Gordon Parks is a hero to many people, not just because of his amazing artistry with photography, film, music and writing, but also for the example he set by tapping into his genius and owning his place in the world. He fought racism throughout his long life and advocated freedom through the breaking down of barriers and creating new horizons. He was the first African American to work at Life Magazine, and the first to write, direct and score a Hollywood film. No wonder he was the focus of celebrations for Black History Month this week, coinciding with what would have been his 100th birthday.
Sean and I have Park’s portrait of Malcolm X, and were very happy to be invited to the Black History event at Macy’s. It seemed an unusual venue for what we thought would be an exhibition – but then the last collection of his work we saw exhibited was at Hermes, so why not? As it turned out, viewing photography was not the purpose of the evening. On the 9th floor of the super store a large area was dedicated to hosting an evening with a Hollywood panel – Kenny Leon ( director of ‘Raisin in the Sun’ & ‘Steel Magnolias’ on Broadway ), Omari Hardwick, Malik Yoba ( New York Undercover ) and Malinda Williams ( Soul Food ). As we do not have television, much of the resume of the panel was lost on us. But the sentiments were not. At times, in an audience largely composed of African Americans, I felt we were part of a revival group. Honest and emotional comments by the panel were met with waves of affirmation by the audience. The atmosphere was fantastic. Murray talked about chasing the purpose not the paper, about how you can’t be an artist without being an activist, and Malik said you can’t change the game unless you’re in it. They talked about the need to be consistent ( Melinda said 80% of her career was auditions ) and to be relentless. Many young people in the audience were actors and their questions were about rejection. It could have been heavy and ministerial, but mostly it was funny. At one point Malik sprang through the audience ( channeling Oprah ) to hand someone Kenny’s business card – then when another aspiring actor moaned, Malik put him on the spot. ‘You have everyone’s attention and 21 seconds to audition. Go for it!’ Amazingly, he did.

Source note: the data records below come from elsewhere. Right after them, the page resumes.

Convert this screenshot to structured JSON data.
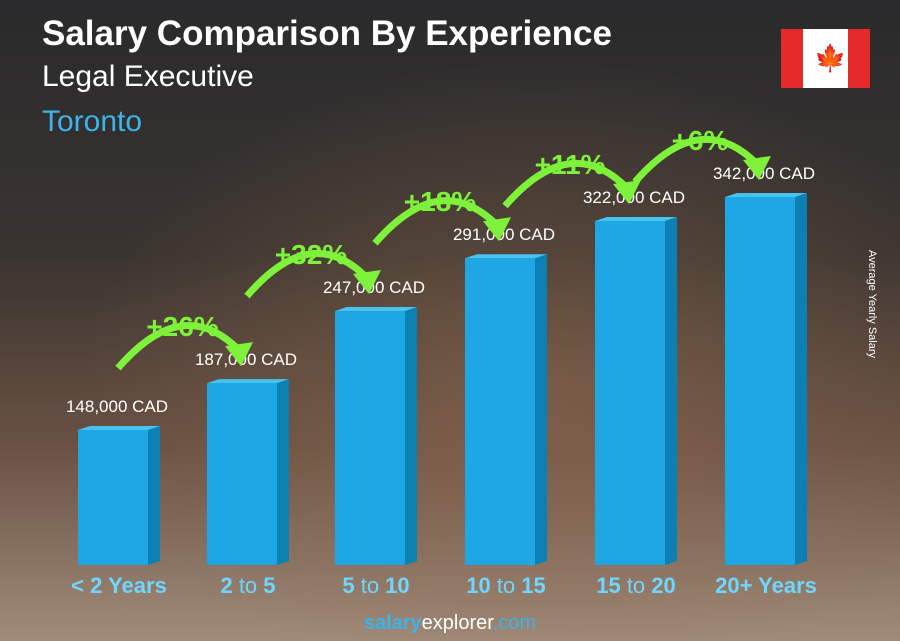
{
  "header": {
    "title": "Salary Comparison By Experience",
    "subtitle": "Legal Executive",
    "city": "Toronto"
  },
  "flag": "canada-flag",
  "footer": {
    "brand_a": "salary",
    "brand_b": "explorer",
    "brand_c": ".com"
  },
  "chart_data": {
    "type": "bar",
    "title": "Salary Comparison By Experience",
    "ylabel": "Average Yearly Salary",
    "categories": [
      [
        "< 2 Years",
        "",
        ""
      ],
      [
        "2",
        " to ",
        "5"
      ],
      [
        "5",
        " to ",
        "10"
      ],
      [
        "10",
        " to ",
        "15"
      ],
      [
        "15",
        " to ",
        "20"
      ],
      [
        "20+ Years",
        "",
        ""
      ]
    ],
    "values": [
      148000,
      187000,
      247000,
      291000,
      322000,
      342000
    ],
    "value_labels": [
      "148,000 CAD",
      "187,000 CAD",
      "247,000 CAD",
      "291,000 CAD",
      "322,000 CAD",
      "342,000 CAD"
    ],
    "increases": [
      "+26%",
      "+32%",
      "+18%",
      "+11%",
      "+6%"
    ],
    "colors": {
      "bar": "#1ea7e4",
      "bar_side": "#0c7fb4",
      "bar_top": "#47c3f0",
      "increase": "#7ef23a",
      "category": "#6fd6ff"
    }
  }
}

When the panel wrapped, the music started and that was another surprise. Chelsea Green and her jazz violin lead a soul group that had everyone tapping. There were drinks and canapes, and the party was just getting started. Sean and I headed home. We took the express lift to the ground, feeling inspired by an unexpected evening in a department store, and some lingering words of wisdom… ‘You didn’t have to compete with anyone to be born. When your time comes, be ready’!